Technology Giant Apple was accused by the author in a lawsuit Friday (September 5) of illegally using copyrighted books to train copyrighted books, part of the growing legal struggle over intellectual property protection in the age of AI.
The proposed class action lawsuit filed in federal court in Northern California stated that Apple copied the protected work without consent and without credit or compensation.
“Apple is not trying to pay these authors for their contributions to this potentially advantageous venture,” according to a lawsuit filed by authors Grady Hendrix and Jennifer Roberson.
Apple and the plaintiff's attorneys did not immediately respond to a request for comment Friday.
The lawsuit is the latest in a wave of cases such as authors, news outlets, and other authors accusing major tech companies of violating legal protections for their works.

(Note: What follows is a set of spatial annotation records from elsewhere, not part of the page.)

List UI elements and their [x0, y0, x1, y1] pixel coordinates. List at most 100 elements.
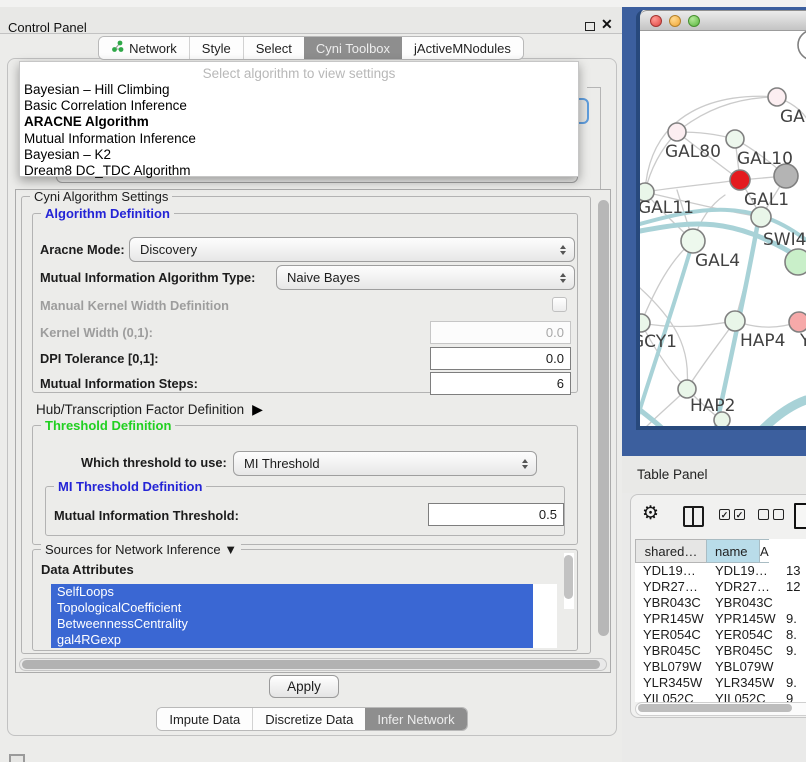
stepper-icon	[560, 245, 566, 255]
table-row[interactable]: YBR043C YBR043C	[635, 595, 806, 611]
algorithm-dropdown-popup: Select algorithm to view settings Bayesi…	[19, 61, 579, 177]
cyni-toolbox-panel: galFiltered.sif default node Select algo…	[7, 58, 617, 736]
data-attributes-list: SelfLoops TopologicalCoefficient Between…	[51, 584, 557, 648]
network-view-window[interactable]: GALGAL80GAL10GAL1GAL11SWI4GAL4GCY1HAP4YH…	[636, 10, 806, 430]
network-node[interactable]	[640, 314, 650, 332]
table-row[interactable]: YIL052C YIL052C 9	[635, 691, 806, 702]
network-edge[interactable]	[641, 321, 735, 327]
attribute-item[interactable]: SelfLoops	[51, 584, 533, 600]
close-traffic-light-icon[interactable]	[650, 15, 662, 27]
zoom-traffic-light-icon[interactable]	[688, 15, 700, 27]
collapse-arrow-icon[interactable]: ▼	[224, 542, 237, 557]
network-node[interactable]	[725, 311, 745, 331]
cell-value: 9	[778, 691, 806, 702]
control-panel-tab[interactable]: Select	[243, 37, 304, 59]
attribute-item[interactable]: BetweennessCentrality	[51, 616, 533, 632]
float-window-icon[interactable]	[585, 22, 595, 31]
control-panel-tab[interactable]: jActiveMNodules	[402, 37, 523, 59]
scrollbar-thumb[interactable]	[638, 704, 792, 712]
network-node[interactable]	[726, 130, 744, 148]
minimize-traffic-light-icon[interactable]	[669, 15, 681, 27]
stepper-icon	[522, 459, 528, 469]
split-columns-icon[interactable]	[683, 506, 704, 527]
network-edge[interactable]	[762, 400, 806, 426]
network-canvas[interactable]: GALGAL80GAL10GAL1GAL11SWI4GAL4GCY1HAP4YH…	[640, 31, 806, 426]
network-edge[interactable]	[640, 410, 664, 426]
table-column-header[interactable]: shared…	[635, 539, 706, 563]
attribute-item[interactable]: gal4RGexp	[51, 632, 533, 648]
table-row[interactable]: YPR145W YPR145W 9.	[635, 611, 806, 627]
dropdown-option[interactable]: Mutual Information Inference	[20, 131, 578, 147]
control-panel-tab[interactable]: Cyni Toolbox	[304, 37, 402, 59]
cell-shared-name: YBR043C	[635, 595, 707, 611]
scrollbar-thumb[interactable]	[22, 660, 600, 669]
network-node[interactable]	[785, 249, 806, 275]
which-threshold-select[interactable]: MI Threshold	[233, 451, 537, 476]
tab-label: Cyni Toolbox	[316, 41, 390, 56]
dropdown-option[interactable]: Basic Correlation Inference	[20, 98, 578, 114]
bottom-tab[interactable]: Impute Data	[157, 708, 252, 730]
unchecked-pair-icon[interactable]	[758, 509, 784, 520]
network-edge[interactable]	[641, 241, 693, 323]
mi-type-select[interactable]: Naive Bayes	[276, 265, 575, 290]
hub-definition-expander[interactable]: Hub/Transcription Factor Definition ▶	[36, 401, 263, 418]
network-node[interactable]	[730, 170, 750, 190]
partial-corner-icon[interactable]	[9, 754, 25, 762]
table-row[interactable]: YBL079W YBL079W	[635, 659, 806, 675]
dropdown-option[interactable]: ARACNE Algorithm	[20, 114, 578, 130]
network-node-label: GAL80	[665, 142, 721, 162]
document-icon[interactable]	[794, 503, 806, 529]
dropdown-option[interactable]: Bayesian – Hill Climbing	[20, 82, 578, 98]
gear-icon[interactable]: ⚙	[642, 502, 659, 525]
checked-box-icon: ✓	[719, 509, 730, 520]
network-window-titlebar[interactable]	[640, 10, 806, 31]
attribute-item[interactable]: TopologicalCoefficient	[51, 600, 533, 616]
settings-horizontal-scrollbar[interactable]	[19, 658, 607, 671]
manual-kernel-checkbox[interactable]	[552, 297, 567, 312]
network-edge[interactable]	[677, 97, 777, 132]
aracne-mode-value: Discovery	[140, 242, 197, 257]
kernel-width-input[interactable]: 0.0	[430, 321, 571, 344]
network-node[interactable]	[789, 312, 806, 332]
apply-button[interactable]: Apply	[269, 675, 339, 698]
dropdown-option[interactable]: Bayesian – K2	[20, 147, 578, 163]
table-column-header[interactable]: name	[706, 539, 759, 563]
dropdown-option[interactable]: Dream8 DC_TDC Algorithm	[20, 163, 578, 179]
scrollbar-thumb[interactable]	[564, 555, 573, 599]
table-column-header[interactable]: A	[759, 539, 769, 563]
network-node-label: SWI4	[763, 230, 806, 250]
attributes-scrollbar[interactable]	[564, 553, 574, 609]
close-icon[interactable]: ✕	[601, 16, 613, 33]
expand-arrow-icon: ▶	[252, 401, 263, 418]
table-panel-title: Table Panel	[622, 456, 806, 493]
tab-label: Discretize Data	[265, 712, 353, 727]
table-row[interactable]: YDR27… YDR27… 12	[635, 579, 806, 595]
table-row[interactable]: YER054C YER054C 8.	[635, 627, 806, 643]
bottom-tab[interactable]: Discretize Data	[252, 708, 365, 730]
algorithm-definition-title: Algorithm Definition	[41, 206, 174, 221]
checked-pair-icon[interactable]: ✓ ✓	[719, 509, 745, 520]
table-horizontal-scrollbar[interactable]	[635, 702, 806, 716]
network-node[interactable]	[668, 123, 686, 141]
aracne-mode-select[interactable]: Discovery	[129, 237, 575, 262]
network-node[interactable]	[768, 88, 786, 106]
network-node-label: GAL10	[737, 149, 793, 169]
bottom-tab[interactable]: Infer Network	[365, 708, 466, 730]
dpi-tolerance-input[interactable]: 0.0	[430, 347, 571, 370]
settings-vertical-scrollbar[interactable]	[598, 200, 609, 636]
mi-threshold-input[interactable]: 0.5	[428, 503, 564, 526]
table-row[interactable]: YLR345W YLR345W 9.	[635, 675, 806, 691]
cell-name: YER054C	[707, 627, 778, 643]
network-node[interactable]	[751, 207, 771, 227]
table-row[interactable]: YBR045C YBR045C 9.	[635, 643, 806, 659]
mi-steps-input[interactable]: 6	[430, 372, 571, 395]
cell-value	[778, 595, 806, 611]
cell-value: 13	[778, 563, 806, 579]
control-panel-tab[interactable]: Style	[189, 37, 243, 59]
control-panel-tab[interactable]: Network	[99, 37, 189, 59]
network-edge[interactable]	[645, 180, 740, 192]
network-node[interactable]	[681, 229, 705, 253]
network-node[interactable]	[798, 31, 806, 60]
cell-name: YIL052C	[707, 691, 778, 702]
table-row[interactable]: YDL19… YDL19… 13	[635, 563, 806, 579]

Artificial intelligence startup Humanity on Friday revealed in a court filing in California that it agreed to pay US$1.5 billion to resolve class action lawsuits from a group of writers who accused them of using books to train AI chatbot Claude without permission.
Humanity has not acknowledged responsibility for the agreement that plaintiffs' lawyers call the largest publicly reported copyright restoration in history.

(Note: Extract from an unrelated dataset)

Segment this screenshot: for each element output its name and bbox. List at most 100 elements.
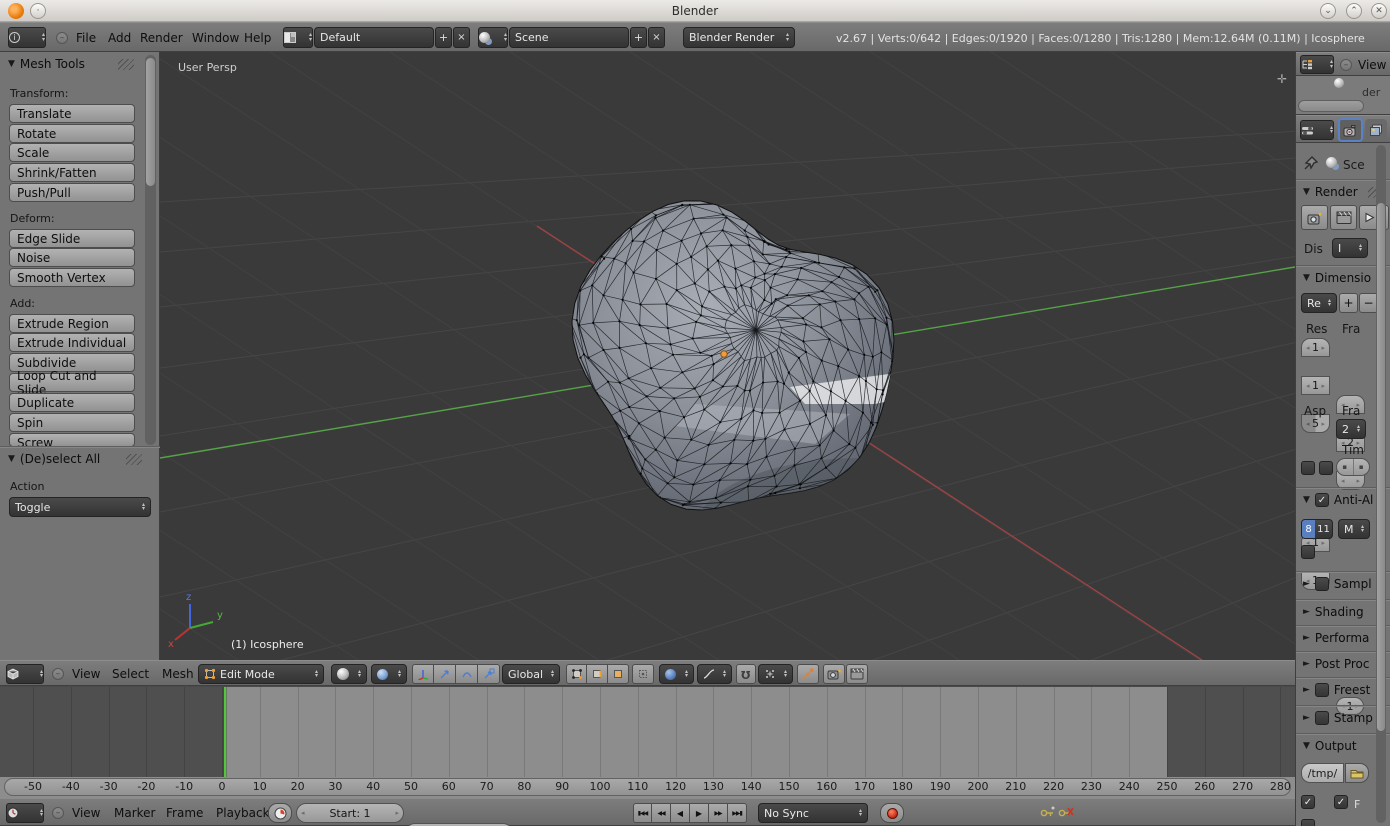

In June, Microsoft was hit by a group of authors who allegedly used the company without permission to train a Megatron artificial intelligence model. Meta Platform and Microsoft Assistance Openai also face allegations of misuse of copyrighted material in AI training.
The lawsuit against Apple accused them of using known pirated books to train a large-scale language model of “Openelm.”
According to the lawsuit, Hendrix, who lives in New York and Roberson of Arizona, said their work was part of a pirated data set.